Mas não posso deixar de sentir que estamos perdendo uma das objeções mais importantes ao trabalho infantil se apenas fazer um argumento utilitário ou mesmo um argumento baseado na igualdade contra ele.

Recentemente, vi uma foto de um protesto do início do século XX que ilustra poderosamente essa omissão. Duas jovens usavam faixas em iídiche e inglês com o mesmo slogan: Acabar com a escravidão infantil.

A forma como o trabalho infantil é uma afronta liberdade fica mais claro quando paramos de pensar na liberdade de interferência como o único tipo de liberdade, ou mesmo necessariamente o mais importante. O que é conhecido como a “teoria republicana da liberdade” – que tem raízes antigas, mas foi extremamente importante para o movimento antiescravagista e depois para os movimentos trabalhistas e socialistas dos séculos XIX e XX – é a visão de que o tipo mais importante de liberdade é liberdade da dominação.

A teoria é “republicana” no sentido de “repúblicas” – sociedades nas quais o governo é assunto dos próprios cidadãos e não de um rei ou imperador.

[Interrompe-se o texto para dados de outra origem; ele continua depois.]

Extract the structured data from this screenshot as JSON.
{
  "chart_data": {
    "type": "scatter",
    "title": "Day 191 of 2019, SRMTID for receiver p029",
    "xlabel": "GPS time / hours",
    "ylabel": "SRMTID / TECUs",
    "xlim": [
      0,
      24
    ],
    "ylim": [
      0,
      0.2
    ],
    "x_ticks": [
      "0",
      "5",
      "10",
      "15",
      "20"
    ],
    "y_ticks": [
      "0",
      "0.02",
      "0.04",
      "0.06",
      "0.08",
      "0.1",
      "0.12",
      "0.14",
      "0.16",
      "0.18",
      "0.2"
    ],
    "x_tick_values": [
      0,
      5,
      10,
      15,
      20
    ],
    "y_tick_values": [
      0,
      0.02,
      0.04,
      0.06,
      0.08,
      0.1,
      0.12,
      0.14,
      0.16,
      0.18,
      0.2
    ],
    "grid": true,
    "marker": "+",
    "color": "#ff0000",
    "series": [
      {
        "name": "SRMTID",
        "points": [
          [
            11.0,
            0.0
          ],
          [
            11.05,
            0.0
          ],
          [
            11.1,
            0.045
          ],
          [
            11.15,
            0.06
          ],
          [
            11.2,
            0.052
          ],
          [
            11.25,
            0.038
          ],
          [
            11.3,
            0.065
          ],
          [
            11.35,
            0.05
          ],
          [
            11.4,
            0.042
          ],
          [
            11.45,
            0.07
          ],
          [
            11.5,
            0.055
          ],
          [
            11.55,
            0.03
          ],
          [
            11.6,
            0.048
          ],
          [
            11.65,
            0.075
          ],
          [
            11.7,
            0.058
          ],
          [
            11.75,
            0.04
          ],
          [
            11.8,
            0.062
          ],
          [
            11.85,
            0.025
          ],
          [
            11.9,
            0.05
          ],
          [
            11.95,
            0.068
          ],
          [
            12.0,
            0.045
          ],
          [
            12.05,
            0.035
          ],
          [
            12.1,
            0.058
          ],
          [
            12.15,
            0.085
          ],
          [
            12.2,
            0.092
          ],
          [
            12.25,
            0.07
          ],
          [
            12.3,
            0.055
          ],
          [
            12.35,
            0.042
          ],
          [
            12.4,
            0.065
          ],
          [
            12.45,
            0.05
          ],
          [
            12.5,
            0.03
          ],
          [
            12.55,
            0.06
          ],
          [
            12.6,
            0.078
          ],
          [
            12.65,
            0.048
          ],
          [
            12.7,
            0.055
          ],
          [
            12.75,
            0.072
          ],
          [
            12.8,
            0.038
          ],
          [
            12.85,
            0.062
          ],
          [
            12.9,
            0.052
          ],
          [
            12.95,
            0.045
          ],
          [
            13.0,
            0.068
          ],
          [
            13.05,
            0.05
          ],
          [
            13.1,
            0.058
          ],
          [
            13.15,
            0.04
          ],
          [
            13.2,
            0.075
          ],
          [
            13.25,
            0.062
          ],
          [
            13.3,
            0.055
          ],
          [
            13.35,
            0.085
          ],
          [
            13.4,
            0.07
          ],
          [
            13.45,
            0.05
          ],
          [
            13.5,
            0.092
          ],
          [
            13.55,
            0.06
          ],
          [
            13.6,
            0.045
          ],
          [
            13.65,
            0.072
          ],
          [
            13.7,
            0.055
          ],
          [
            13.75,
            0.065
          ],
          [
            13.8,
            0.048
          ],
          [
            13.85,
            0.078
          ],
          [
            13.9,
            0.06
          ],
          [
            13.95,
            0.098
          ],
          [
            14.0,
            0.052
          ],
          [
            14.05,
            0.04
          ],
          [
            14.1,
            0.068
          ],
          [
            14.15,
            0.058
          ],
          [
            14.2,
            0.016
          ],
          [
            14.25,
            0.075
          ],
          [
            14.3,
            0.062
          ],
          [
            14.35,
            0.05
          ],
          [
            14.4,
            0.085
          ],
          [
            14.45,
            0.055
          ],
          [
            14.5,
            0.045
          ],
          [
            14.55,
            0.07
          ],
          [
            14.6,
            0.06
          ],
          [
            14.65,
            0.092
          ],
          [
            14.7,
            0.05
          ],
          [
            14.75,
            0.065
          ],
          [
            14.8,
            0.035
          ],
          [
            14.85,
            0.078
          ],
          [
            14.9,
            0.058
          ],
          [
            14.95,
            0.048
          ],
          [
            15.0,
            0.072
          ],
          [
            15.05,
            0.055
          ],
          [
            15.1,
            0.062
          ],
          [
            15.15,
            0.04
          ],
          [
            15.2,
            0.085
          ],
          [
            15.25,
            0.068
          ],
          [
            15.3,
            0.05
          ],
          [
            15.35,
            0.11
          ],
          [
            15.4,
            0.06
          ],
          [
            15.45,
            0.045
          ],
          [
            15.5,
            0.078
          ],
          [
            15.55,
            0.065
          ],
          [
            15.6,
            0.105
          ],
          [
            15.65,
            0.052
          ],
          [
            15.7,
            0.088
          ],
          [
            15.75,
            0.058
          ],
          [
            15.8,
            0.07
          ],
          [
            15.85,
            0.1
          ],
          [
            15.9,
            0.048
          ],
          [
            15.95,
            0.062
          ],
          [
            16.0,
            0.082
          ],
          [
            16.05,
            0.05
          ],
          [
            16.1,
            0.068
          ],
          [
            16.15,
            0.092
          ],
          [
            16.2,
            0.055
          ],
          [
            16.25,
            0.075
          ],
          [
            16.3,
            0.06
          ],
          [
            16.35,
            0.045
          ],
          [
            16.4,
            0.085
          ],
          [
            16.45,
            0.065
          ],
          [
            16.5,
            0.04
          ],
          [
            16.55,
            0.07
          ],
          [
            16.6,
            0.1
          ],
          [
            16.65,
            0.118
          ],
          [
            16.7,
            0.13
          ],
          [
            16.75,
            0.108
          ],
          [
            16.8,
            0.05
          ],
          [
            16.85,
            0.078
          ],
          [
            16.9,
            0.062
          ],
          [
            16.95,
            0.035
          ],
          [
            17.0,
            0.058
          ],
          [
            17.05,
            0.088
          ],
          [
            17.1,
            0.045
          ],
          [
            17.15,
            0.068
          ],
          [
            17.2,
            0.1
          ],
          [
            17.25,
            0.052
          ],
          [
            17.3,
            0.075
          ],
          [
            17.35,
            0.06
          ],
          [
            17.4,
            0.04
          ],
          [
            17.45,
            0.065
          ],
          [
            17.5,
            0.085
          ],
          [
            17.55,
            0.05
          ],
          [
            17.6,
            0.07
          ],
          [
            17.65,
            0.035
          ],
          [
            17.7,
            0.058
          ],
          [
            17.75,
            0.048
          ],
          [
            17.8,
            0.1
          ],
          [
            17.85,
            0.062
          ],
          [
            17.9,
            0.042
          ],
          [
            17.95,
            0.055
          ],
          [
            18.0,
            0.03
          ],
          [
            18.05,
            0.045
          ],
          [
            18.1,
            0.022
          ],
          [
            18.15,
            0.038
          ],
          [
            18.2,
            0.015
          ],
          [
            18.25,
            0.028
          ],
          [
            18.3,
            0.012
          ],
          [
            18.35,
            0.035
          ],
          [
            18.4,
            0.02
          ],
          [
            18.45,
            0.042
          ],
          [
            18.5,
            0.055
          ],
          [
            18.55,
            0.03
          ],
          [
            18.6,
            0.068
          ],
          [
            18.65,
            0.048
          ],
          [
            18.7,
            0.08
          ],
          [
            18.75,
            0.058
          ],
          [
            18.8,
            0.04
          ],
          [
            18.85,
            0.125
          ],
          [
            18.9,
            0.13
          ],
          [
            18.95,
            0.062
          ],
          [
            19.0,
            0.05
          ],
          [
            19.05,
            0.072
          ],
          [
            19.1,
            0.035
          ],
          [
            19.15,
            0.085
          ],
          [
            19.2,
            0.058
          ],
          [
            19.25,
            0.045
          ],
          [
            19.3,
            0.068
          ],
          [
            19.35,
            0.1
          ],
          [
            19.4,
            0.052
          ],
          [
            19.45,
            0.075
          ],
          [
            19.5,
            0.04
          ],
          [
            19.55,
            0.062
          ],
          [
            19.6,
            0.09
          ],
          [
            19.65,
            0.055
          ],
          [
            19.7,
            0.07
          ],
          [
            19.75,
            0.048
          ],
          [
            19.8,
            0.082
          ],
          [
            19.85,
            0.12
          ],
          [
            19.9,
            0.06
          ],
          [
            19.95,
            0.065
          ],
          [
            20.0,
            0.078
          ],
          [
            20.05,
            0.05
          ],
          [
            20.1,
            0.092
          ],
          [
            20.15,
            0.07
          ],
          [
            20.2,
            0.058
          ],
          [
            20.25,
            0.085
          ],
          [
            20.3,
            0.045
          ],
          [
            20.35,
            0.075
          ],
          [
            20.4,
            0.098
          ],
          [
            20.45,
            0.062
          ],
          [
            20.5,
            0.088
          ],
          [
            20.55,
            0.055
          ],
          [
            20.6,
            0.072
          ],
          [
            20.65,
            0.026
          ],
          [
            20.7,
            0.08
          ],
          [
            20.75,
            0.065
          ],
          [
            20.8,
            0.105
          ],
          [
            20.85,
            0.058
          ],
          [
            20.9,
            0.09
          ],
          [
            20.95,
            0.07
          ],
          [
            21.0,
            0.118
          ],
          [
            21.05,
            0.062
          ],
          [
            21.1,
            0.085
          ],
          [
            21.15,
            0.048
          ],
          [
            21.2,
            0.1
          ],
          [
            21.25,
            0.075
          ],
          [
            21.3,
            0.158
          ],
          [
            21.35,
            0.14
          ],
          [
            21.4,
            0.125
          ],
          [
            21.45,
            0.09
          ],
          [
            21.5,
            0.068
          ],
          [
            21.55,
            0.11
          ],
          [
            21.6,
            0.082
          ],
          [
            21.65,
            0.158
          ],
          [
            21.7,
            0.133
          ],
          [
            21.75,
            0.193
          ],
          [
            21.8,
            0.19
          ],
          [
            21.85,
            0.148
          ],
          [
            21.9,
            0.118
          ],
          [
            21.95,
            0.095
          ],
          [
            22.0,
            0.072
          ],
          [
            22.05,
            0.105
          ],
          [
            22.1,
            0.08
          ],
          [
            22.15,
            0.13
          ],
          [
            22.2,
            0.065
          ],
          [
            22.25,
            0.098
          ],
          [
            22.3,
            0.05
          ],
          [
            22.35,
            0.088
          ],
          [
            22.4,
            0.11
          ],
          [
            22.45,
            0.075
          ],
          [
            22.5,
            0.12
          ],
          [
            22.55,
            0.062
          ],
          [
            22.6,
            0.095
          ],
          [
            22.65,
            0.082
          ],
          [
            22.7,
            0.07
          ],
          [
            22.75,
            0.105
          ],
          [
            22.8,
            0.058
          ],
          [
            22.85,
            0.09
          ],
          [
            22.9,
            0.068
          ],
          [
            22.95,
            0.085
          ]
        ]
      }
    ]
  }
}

Os antigos republicanos gregos e romanos muitas vezes pensavam que, para uma classe de cidadãos ter o tempo de lazer necessário para a deliberação política, deveria haver uma classe de escravos para realizar as tarefas servis. Mas os republicanos antiescravagistas modernos pensavam que não se podia confiar que proprietários de escravos treinados em hábitos de dominação se relacionassem com outros cidadãos livres como iguais – e que a liberdade era mais significativa quando era universal. Da mesma forma, os republicanos trabalhistas pós-Guerra Civil e seus sucessores socialistas viram padrões preocupantes de dominação nos locais de trabalho capitalistas, onde algumas pessoas passam o dia todo dando ordens e outras passam o dia inteiro seguindo-as.

O que nos traz de volta às leis de trabalho infantil. Roubar dos adolescentes um período de suas vidas que eles passariam aprendendo, brincando e se tornando pessoas, enviando-os para passar suas melhores horas no relógio, fazendo tarefas repetitivas e recebendo ordens de um chefe é uma expansão perturbadora de essa esfera de dominação – uma expansão que atinge as pessoas quando elas estão mais vulneráveis ​​e menos capazes de moldar o curso de suas próprias vidas.

A proposta de enviar alunos do ensino médio para canteiros de obras e frigoríficos é cruel e estúpida, uma proposta para aumentar a desigualdade social e o sofrimento humano. Mas também deveria ser uma ofensa à nossa sensibilidade como pessoas livres.

O grau de dominação que o capital exerce sobre os pobres e trabalhadores já é obsceno. Vamos pelo menos traçar uma linha aqui. Não deixe que levem as crianças.